Aky Pimpin Barongsai Aceh

KBRN, Banda Aceh : Kho Khie Siong yang akrab disapa Aky, kembali dipercaya memimpin Pengurus Provinsi Federasi Olahraga Barongsai Indonesia (Pengprov FOBI) Aceh, sebagai ketua umum masa bakti 2021- 2025.

Aky terpilih secara aklamasi pada Musyawarah Provinsi (Musprov) FOBI Aceh yang digelar di Sekretariat Barongsai Aceh, Peunayong, Banda Aceh, Jumat (26/2/2021) malam.

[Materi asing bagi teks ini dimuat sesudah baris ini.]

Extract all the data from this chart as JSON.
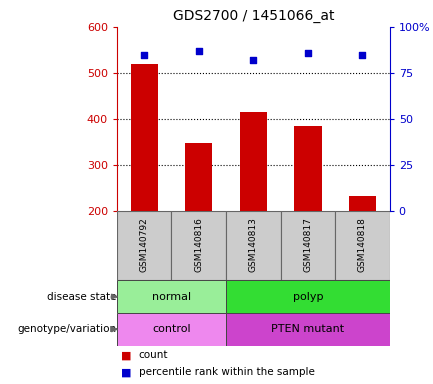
{
  "title": "GDS2700 / 1451066_at",
  "samples": [
    "GSM140792",
    "GSM140816",
    "GSM140813",
    "GSM140817",
    "GSM140818"
  ],
  "counts": [
    520,
    348,
    415,
    385,
    233
  ],
  "percentiles": [
    85,
    87,
    82,
    86,
    85
  ],
  "ylim_left": [
    200,
    600
  ],
  "ylim_right": [
    0,
    100
  ],
  "left_ticks": [
    200,
    300,
    400,
    500,
    600
  ],
  "right_ticks": [
    0,
    25,
    50,
    75,
    100
  ],
  "right_tick_labels": [
    "0",
    "25",
    "50",
    "75",
    "100%"
  ],
  "bar_color": "#cc0000",
  "scatter_color": "#0000cc",
  "disease_state": [
    {
      "label": "normal",
      "span": [
        0,
        2
      ],
      "color": "#99ee99"
    },
    {
      "label": "polyp",
      "span": [
        2,
        5
      ],
      "color": "#33dd33"
    }
  ],
  "genotype": [
    {
      "label": "control",
      "span": [
        0,
        2
      ],
      "color": "#ee88ee"
    },
    {
      "label": "PTEN mutant",
      "span": [
        2,
        5
      ],
      "color": "#cc44cc"
    }
  ],
  "disease_label": "disease state",
  "genotype_label": "genotype/variation",
  "legend_count": "count",
  "legend_pct": "percentile rank within the sample",
  "bg_color": "#ffffff",
  "label_area_color": "#cccccc",
  "grid_lines": [
    300,
    400,
    500
  ]
}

Musprov FOBI Aceh yang dibuka Ketua Umum KONI Aceh, Muzakir Manaf diwakili Ketua Harian, Kamaruddin Abubakar atau Abu Razak berharap siapapun yang terpilih ketua umum serta terbentuk dan tersusunnya personalia kepengurusan barongsai Aceh periode mendatang dapat berkontribusi untuk memajukan prestasi olahraga Aceh.

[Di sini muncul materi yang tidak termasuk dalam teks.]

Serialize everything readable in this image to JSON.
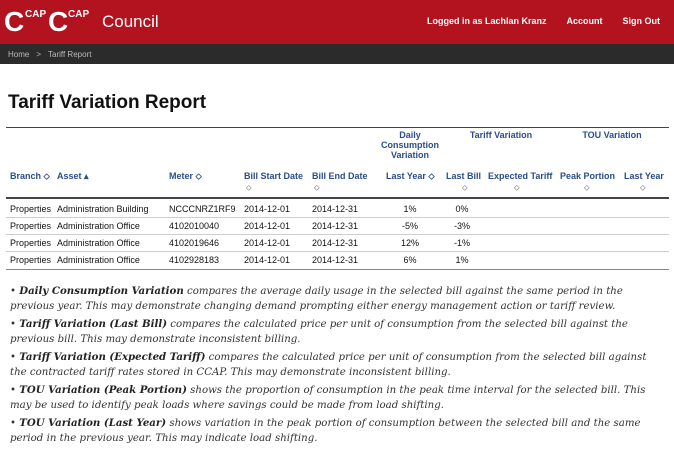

Mualem dalam sambutan tertulisnya menyebutkan, barongsai bisa menjadi cabang olahraga andalan Aceh meraih medali saat Aceh sebagai tuan rumah PON XXI/2024 bersama Sumatera Utara.

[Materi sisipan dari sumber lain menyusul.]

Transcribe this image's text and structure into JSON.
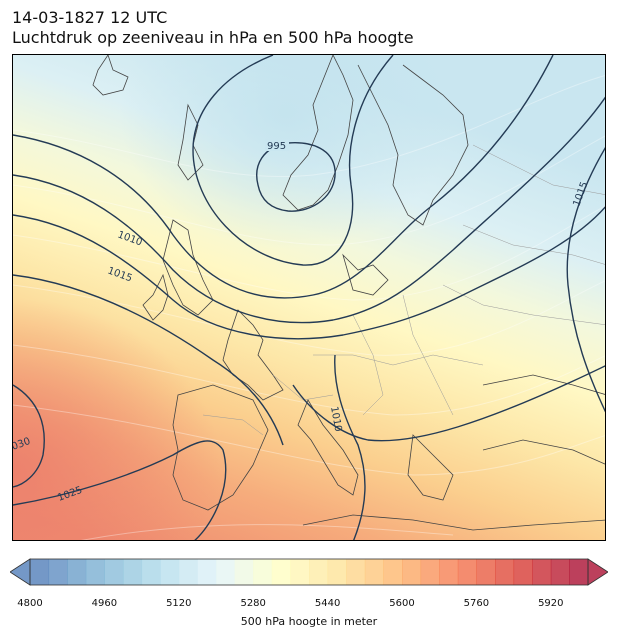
{
  "title": {
    "line1": "14-03-1827 12 UTC",
    "line2": "Luchtdruk op zeeniveau in hPa en 500 hPa hoogte"
  },
  "isobar_labels": [
    "995",
    "1010",
    "1015",
    "1010",
    "1015",
    "1025",
    "030"
  ],
  "colorbar": {
    "label": "500 hPa hoogte in meter",
    "ticks": [
      "4800",
      "4960",
      "5120",
      "5280",
      "5440",
      "5600",
      "5760",
      "5920"
    ],
    "min": 4800,
    "max": 6000,
    "step": 40,
    "extend": "both"
  },
  "colors": {
    "isobar": "#243b55",
    "coastline": "#444444",
    "border": "#9a9a9a"
  }
}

Dikatakannya, meski barongsai tidak sepopuler cabang olahraga lainnya seperti sepakbola, bukanlah baru di Aceh. Barongsai Aceh telah mengukir prestasi meraih medali perunggu eksibisi di PON XIX/2016 di Jawa Barat.

Selanjutnya, barongsai Aceh mewakili Indonesia di kejuaraan international di Henan, China pada September 2019 dan meraih sebagai tim penampilan terbaik. "Ini suatu prestasi luar biasa dan membanggakan," sebut Mualem.

"Kita menginginkan, ke depan prestasi barongsai semakin meningkat dan menjadi pundi medali emas bagi Aceh di PON XXI/2024. KONI siap mendukung," ujarnya.

Kecuali itu, pengurus diharapkan dapat lebih menggairahkan lagi dan sosialisasikan olahraga tersebut secara merata di seluruh kabupaten/kota di Aceh.

Optimis Raih Emas 

Sementara itu, Aky mengatakan akan merevitalisasi kepengurusan untuk bersama-sama lebih berperan aktif dalam memajukan barongsai di Aceh dan menyongsong PON XXI/2024 Aceh - Sumatera Utara.

Ia juga mengharapkan seluruh pengurus kabupaten/kota (Pengkab/Pengkot) harus terus menyusun program terbaik.

"Kita segera dari sekarang mempersiapkan atlet-atlet yunior untuk menghadapi PON XXI. Target kita medali emas dan optimis meraihnya," ujarnya.

Aky menyebutkan, keberhasilan pembinaan selama ini ditentukan kekompakan dan kerja keras pengurus, pelatih serta atlet. Kepengurusan periode mendatang dapat meningkatkan prestasi, terutama meraih medali emas di PON.

Ia mengakui memimpin barongsai bukanlah perkara gampang, karena dulu barongsai adalah 'budaya' yang sekarang sudah menjadi cabang olahraga ketangkasan dan permainan yang mempunyai spesifikasi yang rumit.

Begitupun, kita bersyukur barongsai Aceh sudah mengukir prestasi meraih medali perunggu di PON Jawa Barat 2016, the best team perfomance di kejuaraan international Gong Yi World Dragon dan Lion Dance di Henan, China pada September 2019.